La jeune fille la remercia d’un sourire et lui assura qu’elle la reverrait avec plaisir le lendemain, en cours, avant de se diriger vers les vitrines. Alors, seulement, elle s’interrogea sur la familiarité étrange de Mlle Sophia.

En passant entre les élégants rayonnages, elle sentit une masse sombre et macabre voler au-dessus de sa tête et leva les yeux.

Non. Pas ici. Pitié… Que j’aie au moins un endroit tranquille…

Quand les ombres se manifestaient, Luce ne savait jamais exactement où elles s’arrêteraient, ni au bout de combien île temps elles reviendraient.

 

C’était bizarre... Quelque chose avait changé. Luce était terrifiée, certes, mais elle n’avait pas froid. En fait, elle avait même un peu chaud, alors qu’il faisait tout juste bon, dans la bibliothèque... Puis elle aperçut Daniel de dos.

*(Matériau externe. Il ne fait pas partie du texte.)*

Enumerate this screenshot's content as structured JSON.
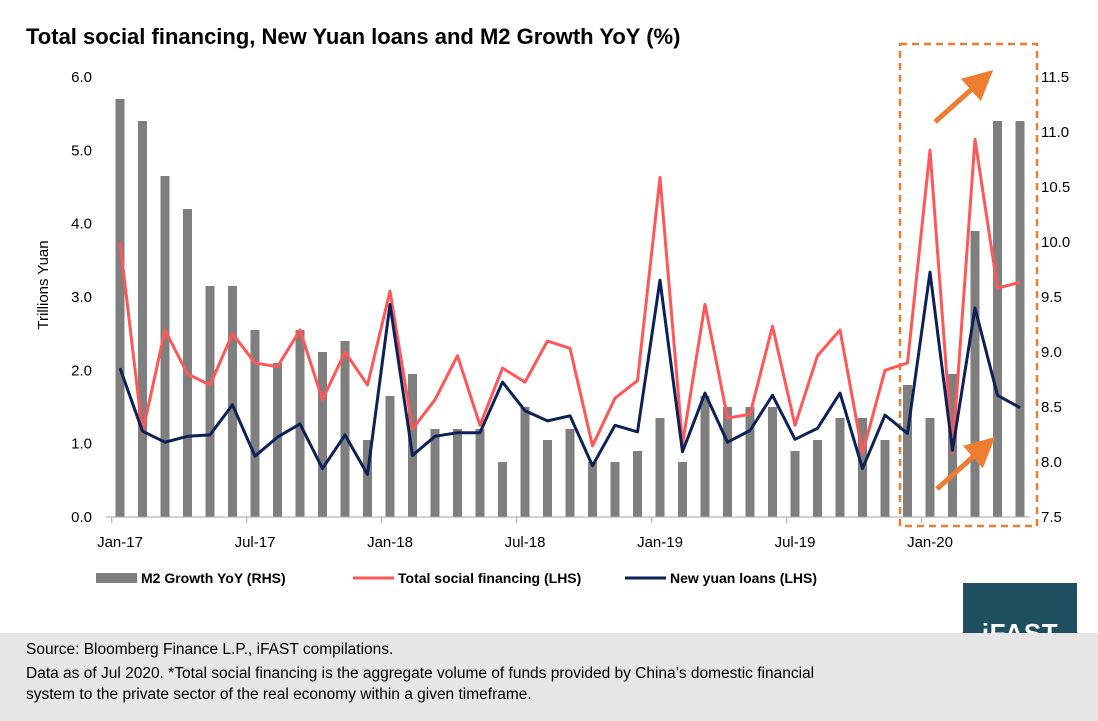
{
  "title": "Total social financing, New Yuan loans and M2 Growth YoY (%)",
  "footer": {
    "source": "Source: Bloomberg Finance L.P., iFAST compilations.",
    "note_line1": "Data as of Jul 2020. *Total social financing is the aggregate volume of funds provided by China’s domestic financial",
    "note_line2": "system to the private sector of the real economy within a given timeframe."
  },
  "logo": "iFAST",
  "colors": {
    "bars": "#7f7f7f",
    "tsf": "#ff5757",
    "loans": "#0c2157",
    "highlight": "#ed7d31"
  },
  "chart_data": {
    "type": "bar+line",
    "ylabel": "Trillions Yuan",
    "ylim_left": [
      0,
      6
    ],
    "ylim_right": [
      7.5,
      11.5
    ],
    "left_ticks": [
      "0.0",
      "1.0",
      "2.0",
      "3.0",
      "4.0",
      "5.0",
      "6.0"
    ],
    "right_ticks": [
      "7.5",
      "8.0",
      "8.5",
      "9.0",
      "9.5",
      "10.0",
      "10.5",
      "11.0",
      "11.5"
    ],
    "x_tick_labels": [
      "Jan-17",
      "Jul-17",
      "Jan-18",
      "Jul-18",
      "Jan-19",
      "Jul-19",
      "Jan-20"
    ],
    "grid": false,
    "legend_position": "bottom",
    "series": [
      {
        "name": "M2 Growth YoY (RHS)",
        "type": "bar",
        "axis": "right",
        "values": [
          11.3,
          11.1,
          10.6,
          10.3,
          9.6,
          9.6,
          9.2,
          8.9,
          9.2,
          9.0,
          9.1,
          8.2,
          8.6,
          8.8,
          8.3,
          8.3,
          8.3,
          8.0,
          8.5,
          8.2,
          8.3,
          8.0,
          8.0,
          8.1,
          8.4,
          8.0,
          8.6,
          8.5,
          8.5,
          8.5,
          8.1,
          8.2,
          8.4,
          8.4,
          8.2,
          8.7,
          8.4,
          8.8,
          10.1,
          11.1,
          11.1
        ]
      },
      {
        "name": "Total social financing (LHS)",
        "type": "line",
        "axis": "left",
        "values": [
          3.75,
          1.15,
          2.55,
          1.95,
          1.8,
          2.5,
          2.1,
          2.05,
          2.55,
          1.6,
          2.25,
          1.8,
          3.08,
          1.2,
          1.6,
          2.2,
          1.25,
          2.03,
          1.84,
          2.4,
          2.3,
          0.97,
          1.62,
          1.86,
          4.63,
          1.0,
          2.9,
          1.35,
          1.4,
          2.6,
          1.25,
          2.2,
          2.55,
          0.87,
          2.0,
          2.1,
          5.0,
          0.88,
          5.15,
          3.12,
          3.2
        ]
      },
      {
        "name": "New yuan loans (LHS)",
        "type": "line",
        "axis": "left",
        "values": [
          2.03,
          1.17,
          1.02,
          1.1,
          1.12,
          1.53,
          0.83,
          1.09,
          1.27,
          0.66,
          1.12,
          0.58,
          2.9,
          0.84,
          1.1,
          1.15,
          1.15,
          1.84,
          1.45,
          1.31,
          1.38,
          0.7,
          1.25,
          1.16,
          3.23,
          0.89,
          1.69,
          1.02,
          1.18,
          1.66,
          1.06,
          1.21,
          1.69,
          0.66,
          1.39,
          1.14,
          3.34,
          0.91,
          2.85,
          1.66,
          1.49
        ]
      }
    ],
    "highlight_region": {
      "from_index": 36,
      "to_index": 40
    }
  }
}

Face à la fenêtre, il était penché sur un présentoir portant l’inscription « collections spéciales » en lettres blanches. Les manches de son blouson en cuir usé étaient remontées jusqu’aux coudes. Ses cheveux blonds scintillaient dans la lumière. Il avait beau avoir les épaules voutées, Luce eut envie de se blottir contre lui. Chassant vite cette idée de son esprit, elle se hissa sur la pointe des pieds pour mieux le voir. Elle n’en était pas certaine, mais il semblait dessiner.

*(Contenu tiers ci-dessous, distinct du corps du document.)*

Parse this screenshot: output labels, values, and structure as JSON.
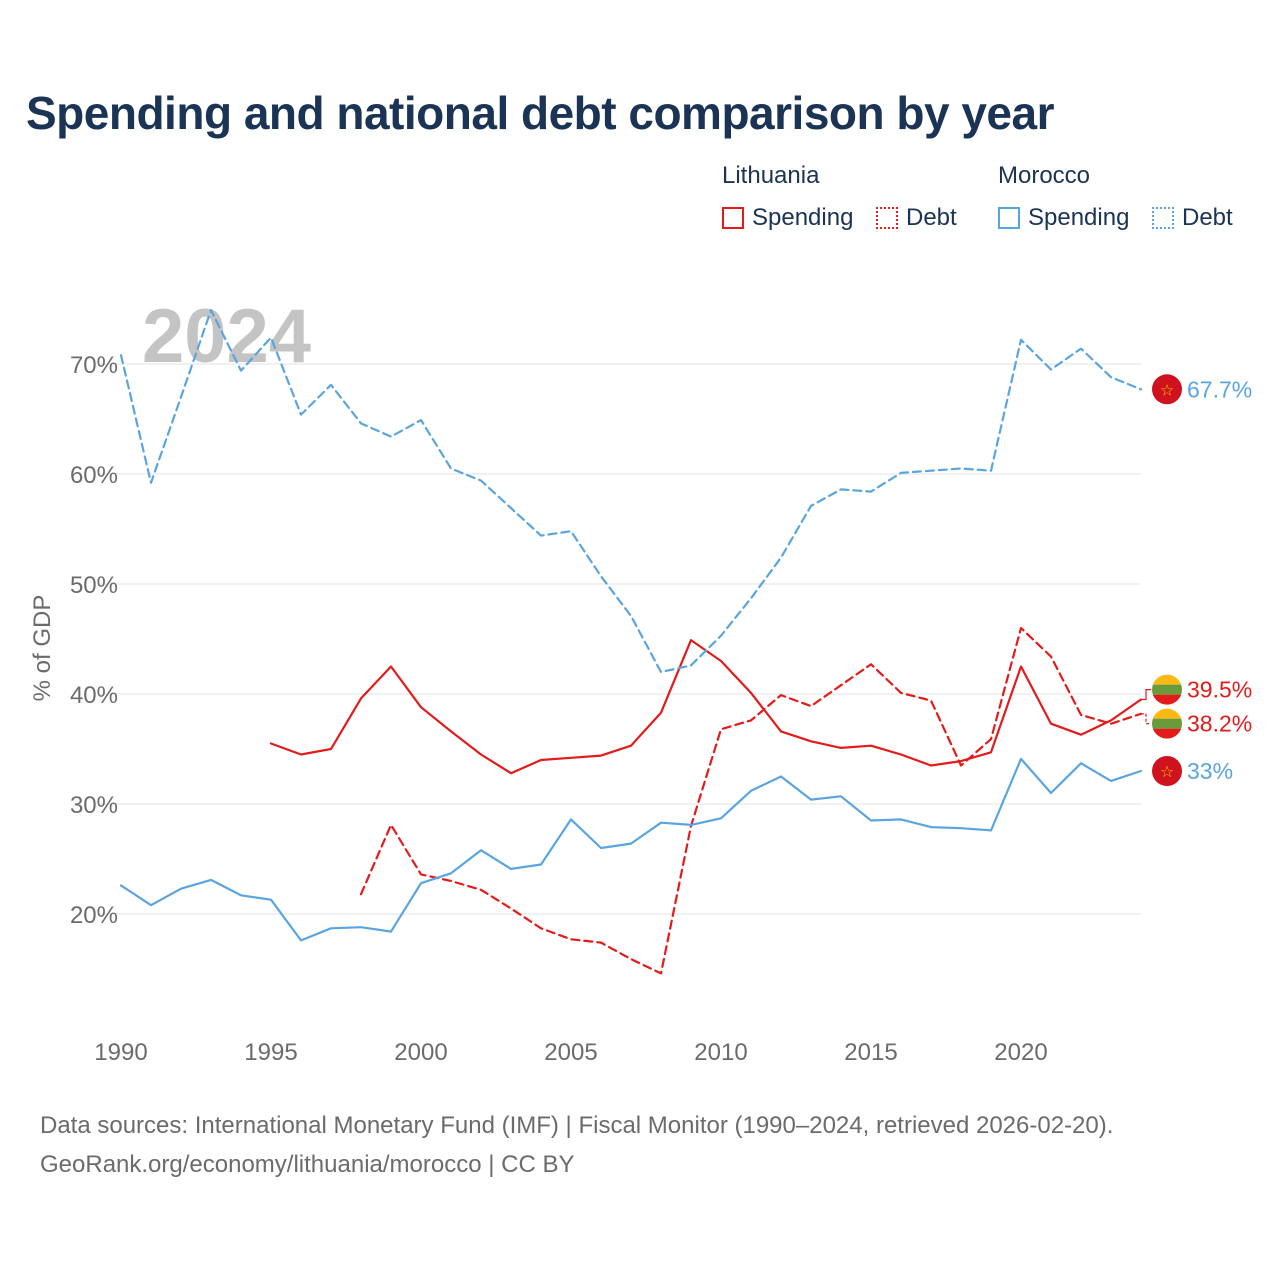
{
  "title": "Spending and national debt comparison by year",
  "legend": {
    "groups": [
      {
        "country": "Lithuania",
        "color": "#e31b1b",
        "items": [
          "Spending",
          "Debt"
        ]
      },
      {
        "country": "Morocco",
        "color": "#5aa5e0",
        "items": [
          "Spending",
          "Debt"
        ]
      }
    ]
  },
  "chart_data": {
    "type": "line",
    "year_watermark": "2024",
    "ylabel": "% of GDP",
    "xlim": [
      1990,
      2024
    ],
    "ylim": [
      10,
      75
    ],
    "y_ticks": [
      20,
      30,
      40,
      50,
      60,
      70
    ],
    "y_tick_labels": [
      "20%",
      "30%",
      "40%",
      "50%",
      "60%",
      "70%"
    ],
    "x_ticks": [
      1990,
      1995,
      2000,
      2005,
      2010,
      2015,
      2020
    ],
    "x_tick_labels": [
      "1990",
      "1995",
      "2000",
      "2005",
      "2010",
      "2015",
      "2020"
    ],
    "grid": true,
    "series": [
      {
        "name": "Lithuania Spending",
        "country": "Lithuania",
        "color": "#e31b1b",
        "dash": false,
        "label": "39.5%",
        "x": [
          1995,
          1996,
          1997,
          1998,
          1999,
          2000,
          2001,
          2002,
          2003,
          2004,
          2005,
          2006,
          2007,
          2008,
          2009,
          2010,
          2011,
          2012,
          2013,
          2014,
          2015,
          2016,
          2017,
          2018,
          2019,
          2020,
          2021,
          2022,
          2023,
          2024
        ],
        "values": [
          35.5,
          34.5,
          35.0,
          39.6,
          42.5,
          38.8,
          36.6,
          34.5,
          32.8,
          34.0,
          34.2,
          34.4,
          35.3,
          38.3,
          44.9,
          43.0,
          40.1,
          36.6,
          35.7,
          35.1,
          35.3,
          34.5,
          33.5,
          33.9,
          34.7,
          42.5,
          37.3,
          36.3,
          37.6,
          39.5
        ]
      },
      {
        "name": "Lithuania Debt",
        "country": "Lithuania",
        "color": "#e31b1b",
        "dash": true,
        "label": "38.2%",
        "x": [
          1998,
          1999,
          2000,
          2001,
          2002,
          2003,
          2004,
          2005,
          2006,
          2007,
          2008,
          2009,
          2010,
          2011,
          2012,
          2013,
          2014,
          2015,
          2016,
          2017,
          2018,
          2019,
          2020,
          2021,
          2022,
          2023,
          2024
        ],
        "values": [
          21.8,
          28.1,
          23.6,
          23.0,
          22.2,
          20.5,
          18.7,
          17.7,
          17.4,
          15.9,
          14.6,
          28.0,
          36.8,
          37.6,
          39.9,
          38.9,
          40.8,
          42.7,
          40.1,
          39.4,
          33.5,
          35.9,
          46.0,
          43.4,
          38.1,
          37.3,
          38.2
        ]
      },
      {
        "name": "Morocco Spending",
        "country": "Morocco",
        "color": "#5aa5e0",
        "dash": false,
        "label": "33%",
        "x": [
          1990,
          1991,
          1992,
          1993,
          1994,
          1995,
          1996,
          1997,
          1998,
          1999,
          2000,
          2001,
          2002,
          2003,
          2004,
          2005,
          2006,
          2007,
          2008,
          2009,
          2010,
          2011,
          2012,
          2013,
          2014,
          2015,
          2016,
          2017,
          2018,
          2019,
          2020,
          2021,
          2022,
          2023,
          2024
        ],
        "values": [
          22.6,
          20.8,
          22.3,
          23.1,
          21.7,
          21.3,
          17.6,
          18.7,
          18.8,
          18.4,
          22.8,
          23.7,
          25.8,
          24.1,
          24.5,
          28.6,
          26.0,
          26.4,
          28.3,
          28.1,
          28.7,
          31.2,
          32.5,
          30.4,
          30.7,
          28.5,
          28.6,
          27.9,
          27.8,
          27.6,
          34.1,
          31.0,
          33.7,
          32.1,
          33.0
        ]
      },
      {
        "name": "Morocco Debt",
        "country": "Morocco",
        "color": "#5aa5e0",
        "dash": true,
        "label": "67.7%",
        "x": [
          1990,
          1991,
          1992,
          1993,
          1994,
          1995,
          1996,
          1997,
          1998,
          1999,
          2000,
          2001,
          2002,
          2003,
          2004,
          2005,
          2006,
          2007,
          2008,
          2009,
          2010,
          2011,
          2012,
          2013,
          2014,
          2015,
          2016,
          2017,
          2018,
          2019,
          2020,
          2021,
          2022,
          2023,
          2024
        ],
        "values": [
          70.8,
          59.2,
          67.0,
          74.9,
          69.4,
          72.4,
          65.4,
          68.1,
          64.6,
          63.4,
          64.9,
          60.5,
          59.4,
          56.9,
          54.4,
          54.8,
          50.7,
          47.1,
          42.0,
          42.6,
          45.3,
          48.7,
          52.4,
          57.1,
          58.6,
          58.4,
          60.1,
          60.3,
          60.5,
          60.3,
          72.2,
          69.5,
          71.4,
          68.8,
          67.7
        ]
      }
    ]
  },
  "footer": {
    "line1": "Data sources: International Monetary Fund (IMF) | Fiscal Monitor (1990–2024, retrieved 2026-02-20).",
    "line2": "GeoRank.org/economy/lithuania/morocco | CC BY"
  }
}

Elle observa le léger mouvement de son corps, tandis qu’il traçait ses traits. Ses entrailles s’enflammèrent, comme si elle avait avalé un aliment brûlant. Sans savoir pourquoi, et en dépit de toute raison, elle avait l’intuition qu’il esquissait son portrait.

Mieux valait ne pas s’approcher de lui... Après tout, elle ne le connaissait même pas ! Elle ne lui avait jamais parlé. Leurs échanges se cantonnaient, pour l’heure, à un doigt d’honneur et quelques regards hostiles. Pourtant elle eut soudain très envie de découvrir ce qui figurait sur son carnet.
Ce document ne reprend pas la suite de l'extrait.